Découverte par la majorité des journalistes anglais après l'élection présidentielle de 2012, la présidente du Front national semble incarner pour eux un condensé de ce qui leur est le plus étranger, voire le plus insupportable... et à plus forte raison depuis la victoire du Brexit et celle de Donald Trump, qu'ils avaient dans leur écrasante majorité combattus - et qu'elle avait soutenus.

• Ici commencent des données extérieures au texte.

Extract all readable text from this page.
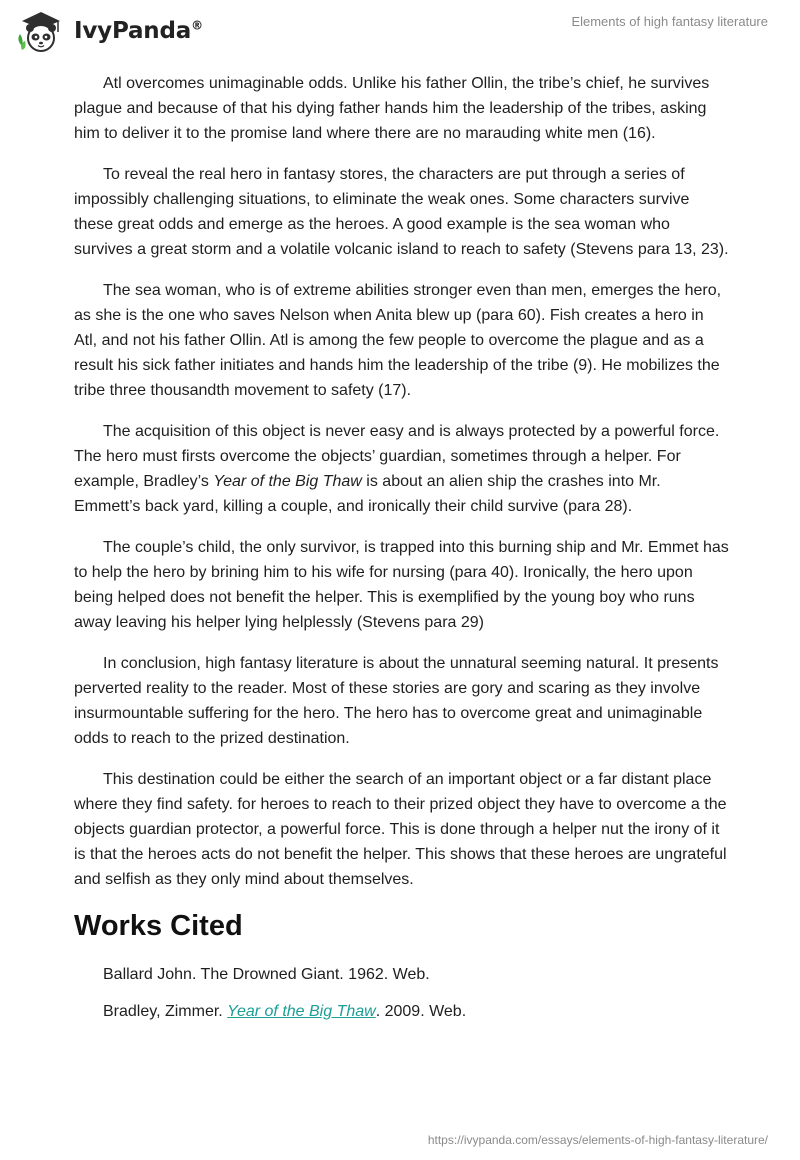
IvyPanda®	Elements of high fantasy literature

Atl overcomes unimaginable odds. Unlike his father Ollin, the tribe’s chief, he survives plague and because of that his dying father hands him the leadership of the tribes, asking him to deliver it to the promise land where there are no marauding white men (16).

To reveal the real hero in fantasy stores, the characters are put through a series of impossibly challenging situations, to eliminate the weak ones. Some characters survive these great odds and emerge as the heroes. A good example is the sea woman who survives a great storm and a volatile volcanic island to reach to safety (Stevens para 13, 23).

The sea woman, who is of extreme abilities stronger even than men, emerges the hero, as she is the one who saves Nelson when Anita blew up (para 60). Fish creates a hero in Atl, and not his father Ollin. Atl is among the few people to overcome the plague and as a result his sick father initiates and hands him the leadership of the tribe (9). He mobilizes the tribe three thousandth movement to safety (17).

The acquisition of this object is never easy and is always protected by a powerful force. The hero must firsts overcome the objects’ guardian, sometimes through a helper. For example, Bradley’s Year of the Big Thaw is about an alien ship the crashes into Mr. Emmett’s back yard, killing a couple, and ironically their child survive (para 28).

The couple’s child, the only survivor, is trapped into this burning ship and Mr. Emmet has to help the hero by brining him to his wife for nursing (para 40). Ironically, the hero upon being helped does not benefit the helper. This is exemplified by the young boy who runs away leaving his helper lying helplessly (Stevens para 29)

In conclusion, high fantasy literature is about the unnatural seeming natural. It presents perverted reality to the reader. Most of these stories are gory and scaring as they involve insurmountable suffering for the hero. The hero has to overcome great and unimaginable odds to reach to the prized destination.

This destination could be either the search of an important object or a far distant place where they find safety. for heroes to reach to their prized object they have to overcome a the objects guardian protector, a powerful force. This is done through a helper nut the irony of it is that the heroes acts do not benefit the helper. This shows that these heroes are ungrateful and selfish as they only mind about themselves.

Works Cited

Ballard John. The Drowned Giant. 1962. Web.

Bradley, Zimmer. Year of the Big Thaw. 2009. Web.

https://ivypanda.com/essays/elements-of-high-fantasy-literature/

C'est au tour d'Andrew Marr, journaliste à la BBC, de découvrir le consensus qui existe dans la presse britannique autour de Marine Le Pen. Le journaliste vedette de la BBC fait face à un vent de critiques pour avoir reçu celle-ci dimanche 13 novembre dans son émission politique. Pour défendre son choix, le rédacteur en chef de l'émission a été contraint de publier pas moins de sept tweets dans lesquels il énumère les raisons objectives qui font de Marine Le Pen une personnalité politique de premier plan, et qui justifient son invitation (scores électoraux conséquents, couverture médiatique en France...) «Que vous soyez mécontents des succès électoraux de Marine Le Pen est justifié, mais ce succès, comme la victoire choc de Trump, justifie cette interview», écrit-il prudemment.

Parmi ses confrères, notamment chez The Independent, on reproche à Andrew Marr de ne pas avoir «confronté Marine Le Pen à ses dérives xénophobes» pour combattre son «fascisme» et d'avoir préféré aborder des sujets tels que l'OTAN ou la Russie, jugés secondaires. «Si Andrew Marr veut stopper Marine Le Pen, il doit revoir son style d'interview», annonce le journal, qui semble prendre son parti d'une conception extrêmement militante du journalisme.

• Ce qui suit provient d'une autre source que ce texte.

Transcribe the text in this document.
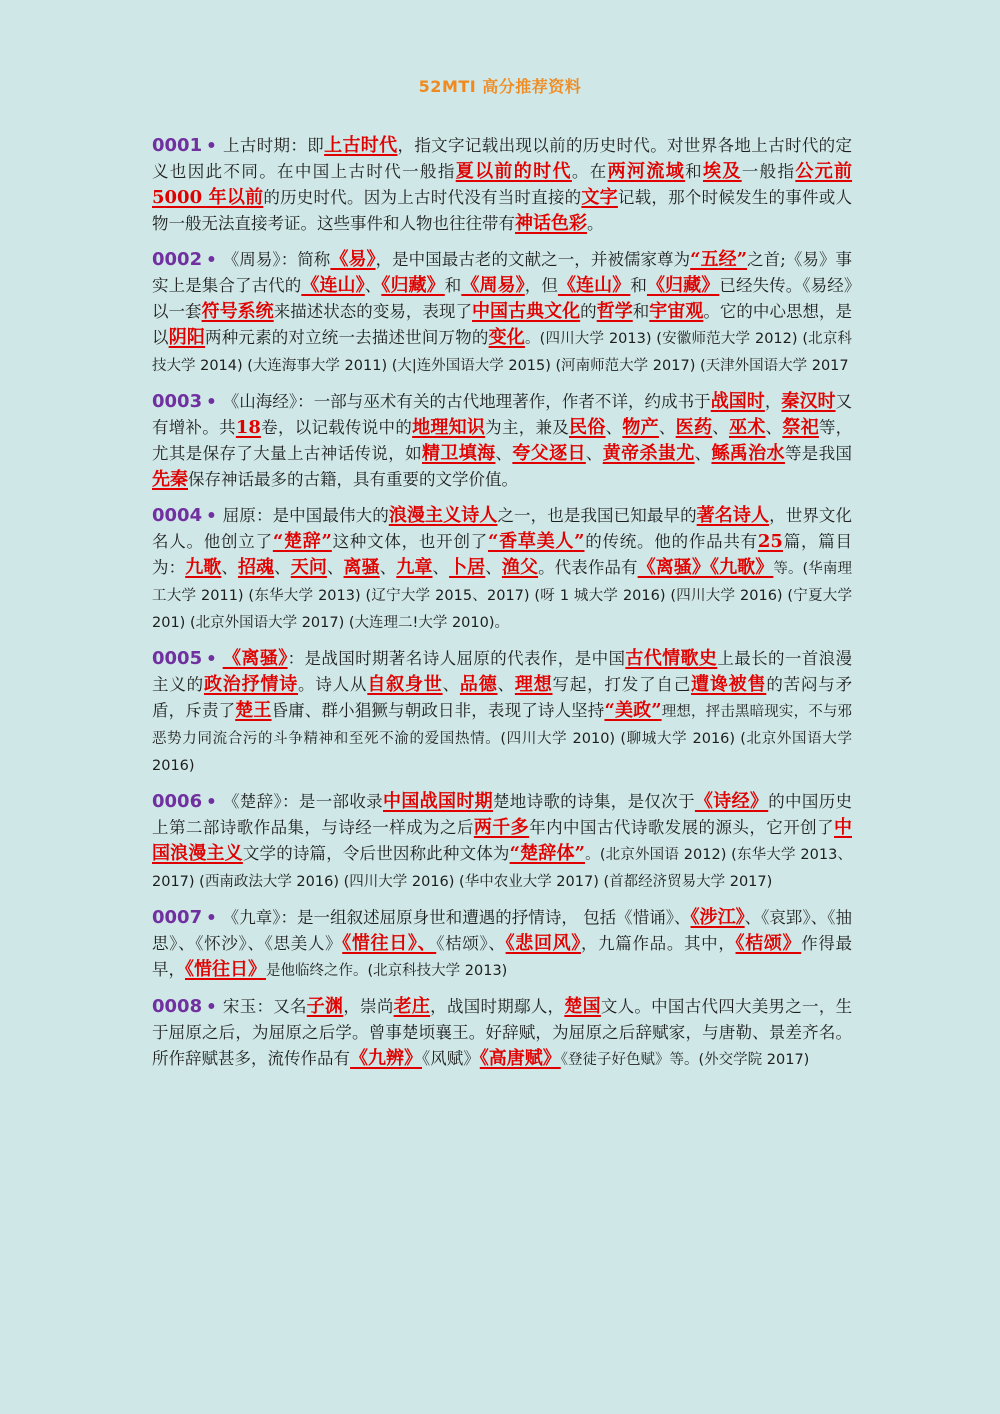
52MTI 高分推荐资料
0001 • 上古时期：即上古时代，指文字记载出现以前的历史时代。对世界各地上古时代的定义也因此不同。在中国上古时代一般指夏以前的时代。在两河流域和埃及一般指公元前 5000 年以前的历史时代。因为上古时代没有当时直接的文字记载，那个时候发生的事件或人物一般无法直接考证。这些事件和人物也往往带有神话色彩。
0002 • 《周易》：简称《易》，是中国最古老的文献之一，并被儒家尊为“五经”之首;《易》事实上是集合了古代的《连山》、《归藏》和《周易》，但《连山》和《归藏》已经失传。《易经》以一套符号系统来描述状态的变易，表现了中国古典文化的哲学和宇宙观。它的中心思想，是以阴阳两种元素的对立统一去描述世间万物的变化。(四川大学 2013) (安徽师范大学 2012) (北京科技大学 2014) (大连海事大学 2011) (大|连外国语大学 2015) (河南师范大学 2017) (天津外国语大学 2017
0003 • 《山海经》：一部与巫术有关的古代地理著作，作者不详，约成书于战国时，秦汉时又有增补。共18卷，以记载传说中的地理知识为主，兼及民俗、物产、医药、巫术、祭祀等，尤其是保存了大量上古神话传说，如精卫填海、夸父逐日、黄帝杀蚩尤、鲧禹治水等是我国先秦保存神话最多的古籍，具有重要的文学价值。
0004 • 屈原：是中国最伟大的浪漫主义诗人之一，也是我国已知最早的著名诗人，世界文化名人。他创立了“楚辞”这种文体，也开创了“香草美人”的传统。他的作品共有25篇，篇目为：九歌、招魂、天问、离骚、九章、卜居、渔父。代表作品有《离骚》《九歌》等。(华南理工大学 2011) (东华大学 2013) (辽宁大学 2015、2017) (呀 1 城大学 2016) (四川大学 2016) (宁夏大学 201) (北京外国语大学 2017) (大连理二!大学 2010)。
0005 • 《离骚》：是战国时期著名诗人屈原的代表作，是中国古代情歌史上最长的一首浪漫主义的政治抒情诗。诗人从自叙身世、品德、理想写起，打发了自己遭谗被售的苦闷与矛盾，斥责了楚王昏庸、群小猖獗与朝政日非，表现了诗人坚持“美政”理想，抨击黑暗现实，不与邪恶势力同流合污的斗争精神和至死不渝的爱国热情。(四川大学 2010) (聊城大学 2016) (北京外国语大学 2016)
0006 • 《楚辞》：是一部收录中国战国时期楚地诗歌的诗集，是仅次于《诗经》的中国历史上第二部诗歌作品集，与诗经一样成为之后两千多年内中国古代诗歌发展的源头，它开创了中国浪漫主义文学的诗篇，令后世因称此种文体为“楚辞体”。(北京外国语 2012) (东华大学 2013、2017) (西南政法大学 2016) (四川大学 2016) (华中农业大学 2017) (首都经济贸易大学 2017)
0007 • 《九章》：是一组叙述屈原身世和遭遇的抒情诗， 包括《惜诵》、《涉江》、《哀郢》、《抽思》、《怀沙》、《思美人》《惜往日》、《桔颂》、《悲回风》，九篇作品。其中，《桔颂》作得最早，《惜往日》是他临终之作。(北京科技大学 2013)
0008 • 宋玉：又名子渊，崇尚老庄，战国时期鄢人，楚国文人。中国古代四大美男之一，生于屈原之后，为屈原之后学。曾事楚顷襄王。好辞赋，为屈原之后辞赋家，与唐勒、景差齐名。所作辞赋甚多，流传作品有《九辨》《风赋》《高唐赋》《登徒子好色赋》等。(外交学院 2017)
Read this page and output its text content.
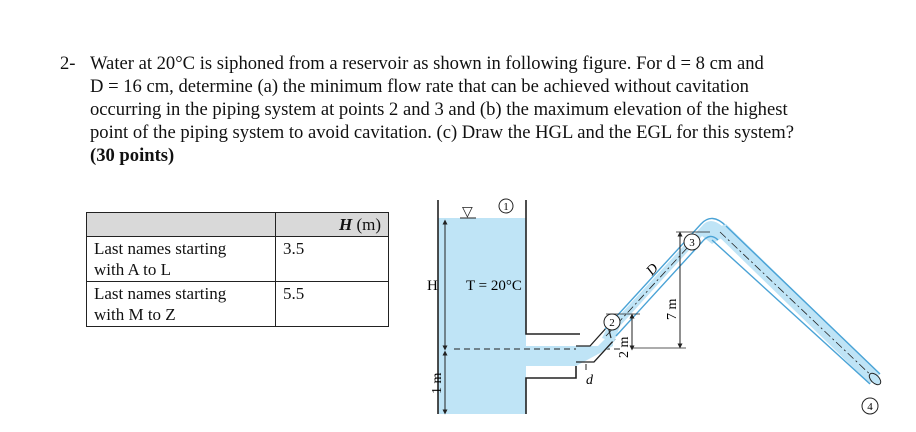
2- Water at 20°C is siphoned from a reservoir as shown in following figure. For d = 8 cm and
D = 16 cm, determine (a) the minimum flow rate that can be achieved without cavitation
occurring in the piping system at points 2 and 3 and (b) the maximum elevation of the highest
point of the piping system to avoid cavitation. (c) Draw the HGL and the EGL for this system?
(30 points)
	H (m)
Last names starting
with A to L	3.5
Last names starting
with M to Z	5.5
▽	1
H T = 20°C
1 m	d
D
2
3
4
2 m
7 m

Au printemps dernier, Marine Le Pen avait déjà fait l'objet d'une campagne d'opinion relayée par plusieurs journaux et réseaux sociaux, visant à faire interdire sa venue sur le territoire britannique, en pleine campagne sur la question du Brexit. Y compris dans le camp des pro-Brexit, on se méfiait d'ailleurs de la présidente du Front national, dont les opinions économiques étaient mal perçues. 

Les réactions que suscite Marine Le Pen au Royaume-Uni peuvent sembler paradoxales : des libéraux décidés à la censurer, la gauche pro-européenne réclamant qu'on ferme la frontière spécialement pour elle... En réalité, elles révèlent le consensus hégémonique autour duquel se retrouvent la plus grande partie des acteurs médiatiques et politiques de Grande-Bretagne : celui de la vieille tradition du libéralisme avant tout contre le péril du nationalisme occidental.

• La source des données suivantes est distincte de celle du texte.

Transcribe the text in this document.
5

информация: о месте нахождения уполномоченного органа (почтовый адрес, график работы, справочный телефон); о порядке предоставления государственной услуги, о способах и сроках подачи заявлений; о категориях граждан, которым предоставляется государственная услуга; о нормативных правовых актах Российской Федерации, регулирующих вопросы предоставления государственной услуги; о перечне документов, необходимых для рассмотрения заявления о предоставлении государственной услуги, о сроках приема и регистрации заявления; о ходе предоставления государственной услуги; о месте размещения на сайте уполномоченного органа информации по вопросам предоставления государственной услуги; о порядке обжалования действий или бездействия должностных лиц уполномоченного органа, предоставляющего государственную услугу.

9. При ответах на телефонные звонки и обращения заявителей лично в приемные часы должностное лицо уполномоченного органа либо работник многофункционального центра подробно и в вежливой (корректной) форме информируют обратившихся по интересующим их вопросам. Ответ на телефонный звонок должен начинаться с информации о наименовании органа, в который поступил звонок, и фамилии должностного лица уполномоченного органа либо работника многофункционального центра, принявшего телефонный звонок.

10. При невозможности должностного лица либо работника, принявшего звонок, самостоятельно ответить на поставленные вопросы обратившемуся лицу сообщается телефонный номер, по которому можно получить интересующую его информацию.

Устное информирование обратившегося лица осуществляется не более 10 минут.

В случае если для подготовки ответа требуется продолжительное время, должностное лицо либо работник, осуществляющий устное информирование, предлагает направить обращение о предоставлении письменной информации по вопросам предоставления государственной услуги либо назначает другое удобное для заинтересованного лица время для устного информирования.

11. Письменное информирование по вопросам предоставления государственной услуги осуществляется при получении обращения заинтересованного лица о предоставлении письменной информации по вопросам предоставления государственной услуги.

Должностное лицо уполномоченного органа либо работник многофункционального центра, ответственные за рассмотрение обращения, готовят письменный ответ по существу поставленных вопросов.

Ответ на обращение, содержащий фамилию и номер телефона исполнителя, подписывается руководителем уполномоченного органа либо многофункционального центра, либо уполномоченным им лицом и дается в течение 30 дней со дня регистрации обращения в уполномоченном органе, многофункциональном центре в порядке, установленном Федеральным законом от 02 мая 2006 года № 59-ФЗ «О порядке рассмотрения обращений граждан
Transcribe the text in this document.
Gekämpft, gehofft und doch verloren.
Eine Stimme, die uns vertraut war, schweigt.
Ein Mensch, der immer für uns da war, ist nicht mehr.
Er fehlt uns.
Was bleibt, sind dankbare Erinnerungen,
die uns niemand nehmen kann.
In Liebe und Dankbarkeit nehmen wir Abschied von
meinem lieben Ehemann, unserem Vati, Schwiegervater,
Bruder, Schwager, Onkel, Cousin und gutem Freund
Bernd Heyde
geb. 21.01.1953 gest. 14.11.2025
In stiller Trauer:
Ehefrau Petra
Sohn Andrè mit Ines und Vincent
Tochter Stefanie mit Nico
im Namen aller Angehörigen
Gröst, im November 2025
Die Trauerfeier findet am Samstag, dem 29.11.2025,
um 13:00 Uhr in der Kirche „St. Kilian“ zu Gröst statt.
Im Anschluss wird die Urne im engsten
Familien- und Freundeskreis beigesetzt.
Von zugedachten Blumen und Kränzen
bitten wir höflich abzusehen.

De nombreuses voix ont estimé que recevoir la «fasciste» Marine Le Pen le 13 novembre, jour de commémoration des morts de la Grande guerre en Angleterre, insultait la mémoire des vétérans. Un rassemblement transpartisan était d'ailleurs organisé devant les studios de la BBC à Londres pendant l'entretien de Marine Le Pen, auquel s'est joint Jeremy Corbyn, chef du parti Labour. Les manifestants arboraient des pancartes portant les inscriptions «Non aux nazis!» ou «Plus jamais ça!». 

De son côté, Andrew Marr a tenu à se défendre de toute complaisance vis à vis du Front national. «Certains sont offensés et choqués. Je le comprends... Le Pen pourrait, sous certaines conditions, devenir la prochaine présidente de la France et je ne pense pas que le meilleur hommage qu'on puisse rendre aux soldats tombés soit de ne pas analyser le prochain grand défi qui attend la sécurité du monde occidental» a-t-il déclaré, comme pour s'excuser en montrant discrètement patte blanche à ses confrères.